One of the longest-running issues cited by capital markets watchers in Thailand is the issue of the country’s two derivatives exchanges, the Thailand Futures Exchange (TFEX) and the Agricultural Futures Exchange of Thailand (AFET).
Although trading volumes continue to increase and new products are in development, it has long been thought by many in the sector that these trading platforms would be better off being combined. This would allow for an improved count of some of the crucial metrics that determine the success of an exchange: enough investors, enough trading and enough securities options. Despite various considerations having presented insurmountable complications to merging the two exchanges in the past, the idea remains on the table.
TFEX: The TFEX is owned by the Stock Exchange of Thailand (SET) and is the home to non-agricultural derivatives trading. Activity began in 2006 with the trading of a futures contract based on the SET50, the country’s benchmark equities index. The bourse reported substantial growth in 2011, as the number of accounts surged 50% to 62,883 and trading volume more than doubled. That is in part due to new products, such as gold, silver and oil futures, but also thanks to a night-trading session.
However, several data points show a market that remains shallow. Out of all the single-stock futures, for example, five stocks accounted for approximately four-fifths of activity, and one, Krung Thai Bank, 55%. And although night trading and new products have been a success, full-year numbers for 2011 indicate that while activity went up heavily for gold and night trading, most of the increases in activity came in the months of August and September, following which trade volumes sank. In the case of gold, volume from October to December was lower than from May to July, for example.
AFET: AFET was formed in 2004 and at present, hosts contracts for rice, tapioca and rubber, which is the most active.
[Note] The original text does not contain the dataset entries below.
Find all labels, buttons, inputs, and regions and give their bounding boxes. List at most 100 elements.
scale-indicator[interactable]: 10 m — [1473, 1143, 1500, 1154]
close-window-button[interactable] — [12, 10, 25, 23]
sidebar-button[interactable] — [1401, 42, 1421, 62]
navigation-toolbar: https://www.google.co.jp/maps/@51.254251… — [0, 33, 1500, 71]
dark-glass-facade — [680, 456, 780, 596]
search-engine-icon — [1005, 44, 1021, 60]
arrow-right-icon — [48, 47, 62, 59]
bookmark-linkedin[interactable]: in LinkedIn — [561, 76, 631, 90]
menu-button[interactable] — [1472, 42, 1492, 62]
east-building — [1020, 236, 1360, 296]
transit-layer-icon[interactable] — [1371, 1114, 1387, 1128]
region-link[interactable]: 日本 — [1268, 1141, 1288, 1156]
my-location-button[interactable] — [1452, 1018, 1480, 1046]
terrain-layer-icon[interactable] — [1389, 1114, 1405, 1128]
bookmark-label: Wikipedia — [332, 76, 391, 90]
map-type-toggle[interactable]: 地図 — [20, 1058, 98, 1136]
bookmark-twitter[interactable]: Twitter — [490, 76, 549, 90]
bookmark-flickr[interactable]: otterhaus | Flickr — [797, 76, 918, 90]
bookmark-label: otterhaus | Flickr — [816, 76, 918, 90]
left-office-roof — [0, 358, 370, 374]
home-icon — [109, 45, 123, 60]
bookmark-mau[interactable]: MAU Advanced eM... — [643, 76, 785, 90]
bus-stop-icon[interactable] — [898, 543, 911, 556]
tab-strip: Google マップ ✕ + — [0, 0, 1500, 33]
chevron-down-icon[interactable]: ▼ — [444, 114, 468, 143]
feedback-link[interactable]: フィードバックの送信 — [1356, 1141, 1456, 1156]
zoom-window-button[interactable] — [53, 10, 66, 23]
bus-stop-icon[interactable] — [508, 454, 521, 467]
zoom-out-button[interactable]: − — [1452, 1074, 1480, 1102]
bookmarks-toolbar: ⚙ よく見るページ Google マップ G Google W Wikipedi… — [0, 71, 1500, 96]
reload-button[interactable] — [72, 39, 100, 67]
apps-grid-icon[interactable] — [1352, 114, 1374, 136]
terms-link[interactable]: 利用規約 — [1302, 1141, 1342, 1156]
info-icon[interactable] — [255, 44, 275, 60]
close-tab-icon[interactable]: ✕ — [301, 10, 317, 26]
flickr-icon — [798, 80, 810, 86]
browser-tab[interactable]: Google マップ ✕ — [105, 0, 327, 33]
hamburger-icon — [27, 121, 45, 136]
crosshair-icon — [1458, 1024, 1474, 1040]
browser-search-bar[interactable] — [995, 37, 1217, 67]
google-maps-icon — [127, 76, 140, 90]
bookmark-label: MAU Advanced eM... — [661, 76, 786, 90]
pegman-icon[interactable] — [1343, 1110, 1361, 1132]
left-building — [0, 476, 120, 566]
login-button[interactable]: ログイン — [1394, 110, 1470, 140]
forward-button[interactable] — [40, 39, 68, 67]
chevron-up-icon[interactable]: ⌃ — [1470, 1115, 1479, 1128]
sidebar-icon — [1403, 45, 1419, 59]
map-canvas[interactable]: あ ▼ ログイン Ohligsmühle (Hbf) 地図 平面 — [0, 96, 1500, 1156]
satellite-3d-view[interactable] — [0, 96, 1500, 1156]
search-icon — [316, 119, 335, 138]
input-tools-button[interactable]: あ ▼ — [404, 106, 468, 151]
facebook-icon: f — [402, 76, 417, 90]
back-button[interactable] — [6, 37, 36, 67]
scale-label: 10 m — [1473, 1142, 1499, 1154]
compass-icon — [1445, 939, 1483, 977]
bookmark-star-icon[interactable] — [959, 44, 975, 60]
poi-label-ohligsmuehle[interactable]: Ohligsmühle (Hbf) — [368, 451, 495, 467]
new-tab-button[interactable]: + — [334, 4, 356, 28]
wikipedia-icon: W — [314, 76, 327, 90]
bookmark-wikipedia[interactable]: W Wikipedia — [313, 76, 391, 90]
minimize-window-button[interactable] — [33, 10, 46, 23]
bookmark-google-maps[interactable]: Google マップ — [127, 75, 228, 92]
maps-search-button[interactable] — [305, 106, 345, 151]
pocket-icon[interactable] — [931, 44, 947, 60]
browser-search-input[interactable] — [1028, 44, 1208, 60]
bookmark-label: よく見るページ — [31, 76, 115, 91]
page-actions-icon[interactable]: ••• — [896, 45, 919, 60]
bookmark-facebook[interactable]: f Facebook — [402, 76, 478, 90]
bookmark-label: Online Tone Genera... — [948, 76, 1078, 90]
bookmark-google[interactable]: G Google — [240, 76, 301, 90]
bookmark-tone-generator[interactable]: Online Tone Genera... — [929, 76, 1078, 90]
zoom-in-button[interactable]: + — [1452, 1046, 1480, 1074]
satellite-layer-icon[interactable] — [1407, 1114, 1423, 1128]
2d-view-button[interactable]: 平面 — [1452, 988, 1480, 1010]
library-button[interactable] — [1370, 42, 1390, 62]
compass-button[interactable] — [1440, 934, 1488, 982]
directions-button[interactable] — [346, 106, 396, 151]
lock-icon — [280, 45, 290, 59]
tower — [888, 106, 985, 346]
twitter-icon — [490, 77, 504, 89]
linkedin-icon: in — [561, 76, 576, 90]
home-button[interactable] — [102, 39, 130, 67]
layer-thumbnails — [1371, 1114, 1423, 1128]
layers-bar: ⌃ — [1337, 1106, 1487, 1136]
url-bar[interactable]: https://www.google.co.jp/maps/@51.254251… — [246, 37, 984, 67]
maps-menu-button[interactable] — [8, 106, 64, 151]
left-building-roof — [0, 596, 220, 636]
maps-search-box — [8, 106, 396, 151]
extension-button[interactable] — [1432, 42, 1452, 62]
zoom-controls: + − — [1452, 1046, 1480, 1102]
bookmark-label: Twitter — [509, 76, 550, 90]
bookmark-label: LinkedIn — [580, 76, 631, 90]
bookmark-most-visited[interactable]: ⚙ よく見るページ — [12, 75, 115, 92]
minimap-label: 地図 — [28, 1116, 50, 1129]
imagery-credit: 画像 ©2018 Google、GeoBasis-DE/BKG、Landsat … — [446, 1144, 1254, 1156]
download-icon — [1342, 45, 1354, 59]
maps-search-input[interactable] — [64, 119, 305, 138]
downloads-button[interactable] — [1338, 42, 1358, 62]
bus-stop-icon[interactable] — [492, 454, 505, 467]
Like at TFEX, there is good news in the numbers: trading revenue almost doubled in 2011, for example, increasing from BT3.89m ($124,091) to BT7.5m ($239,250). However, the problem at this bourse has always been costs. Expenses in 2011 reached BT96.34m ($3.07m), against revenues of BT19.96m ($636,724) REACTION: The idea to merge the two exchanges is based on the simple logic of economies of scale and liquidity. In the past, however, there has been opposition from both sides.
The Ministry of Commerce, which owns AFET, has argued in favour of its own control over the bourse, based on the notion that an exchange that is purely based on agriculture would provide greater reflection of agricultural markets and would therefore serve as a more useful tool for farmers to gauge prices and market trends.
On the other side of the negotiating table, from the perspective of SET officials, AFET continues to rely on funding from the government. In the event that the two exchanges were merged together, or were both brought under the supervision of the SET, the company would likely suffer a hit to its balance sheet after absorbing AFET’s debt.
As long as the current government remains in power, however, it has an influential supporter of the idea of a merger: Olarn Chaipravat, an advisor to the prime minister on issues concerning the economy and education. In the run-up to the 2011 general election, Orlarn said that the two should be merged. He has also tried to make it happen previously, in 2008, when he was deputy prime minister for approximately four months under the short-lived government of Somchai Wongsawat.
In the past, ministers at the two relevant government ministries, commerce and finance, have come from different political parties, which has created obstacles. However, currently both ministries are led by politicians from the ruling Pheu Thai Party.